I guess the the question is - where am I going to notice resource limits, if I go too low on my core spec? I suppose this will be when I have multiple simulataneous log in requests, such as when a large class is starting? Do you have any maximum load estimates? Do you think it is possible that I can get away with 1 CPU / 4GB VMs for the core - from what you’ve said? And where would I look for trouble?
First off, there is a lot in this thread that is probably answered already in this other thread  in more detail by more knowledgeable people than myself.
Having said that, and speaking generally, your core node specs depend on what’s running on the core nodes (are you going to be using sqlite locally on the hub node or a remote database like postgresql?), including logging, monitoring, and other system pods, and how many resources those require. I probably wouldn’t go so bare bones on the core node as to go with a 1x4 node, but you could start there if you want, do some load testing and then scale up if you are hitting issues. For reference, here is the CPU and RAM used graphs from the core node in our testing cluster when I had pushed 3K users/pods onto it yesterday and then drained those all down last night before bed:
The big hill is the hub usage as those 3K pods were added over the course of the day and then purged starting around 9pm last night. The rest of the steady state lines are other system pods on the core node.

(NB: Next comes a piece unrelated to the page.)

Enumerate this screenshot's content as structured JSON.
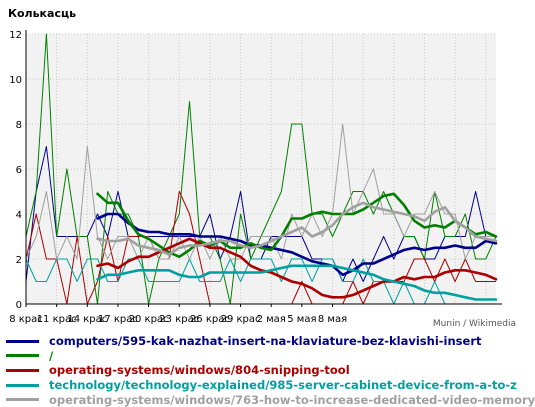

Similarly for memory used the big hill is the hub and after that is the user-scheduler and auto-scaler which remain fairly constant. The interesting thing about the hub memory usage is that it stayed high even after I had purged users and pods which ended around midnight last night, so it seems the hub is not clearing out some cache (I know the hub caches User objects but it should be clearing those out when the user is deleted, I need to investigate that with py-spy). Memory usage on the hub only dropped after the hub was restarted around 5:40AM when we rolled out a new user image build in this cluster.
As for load indications during a high load event, for the hub I watch CPU usage and API response rate. Here is a graph of the latter during my load testing yesterday:
Unsurprisingly response times go up as the number of pods are added to the system because those pods are all POSTing their activity back to the hub every 5 minutes (by default). The big spike on response times at the end of last night was when I was purging users/pods which has an arbitrary 10 second slow_stop_timeout (by default) so it took me about 2 hours to delete 3K pods/users. The error rate is mostly on 429 errors because of the concurrent_spawn_limit. This is expected and good design in the hub and my client side script handles it with an exponential backoff retry.
For the user node specs it probably all depends on the resource guarantees and limits you put on the notebook pods and what your users are going to be doing. For example, we noticed we were not killing bitcoin mining activity because users were complaining that their notebooks were running very slowly. When we investigated it turned out a handful of user pods were hogging all of the CPU and starving out their neighbors. If your hub will be closed then you might not need to worry about that, but it doesn’t mean you can’t think about putting limits on your user pods.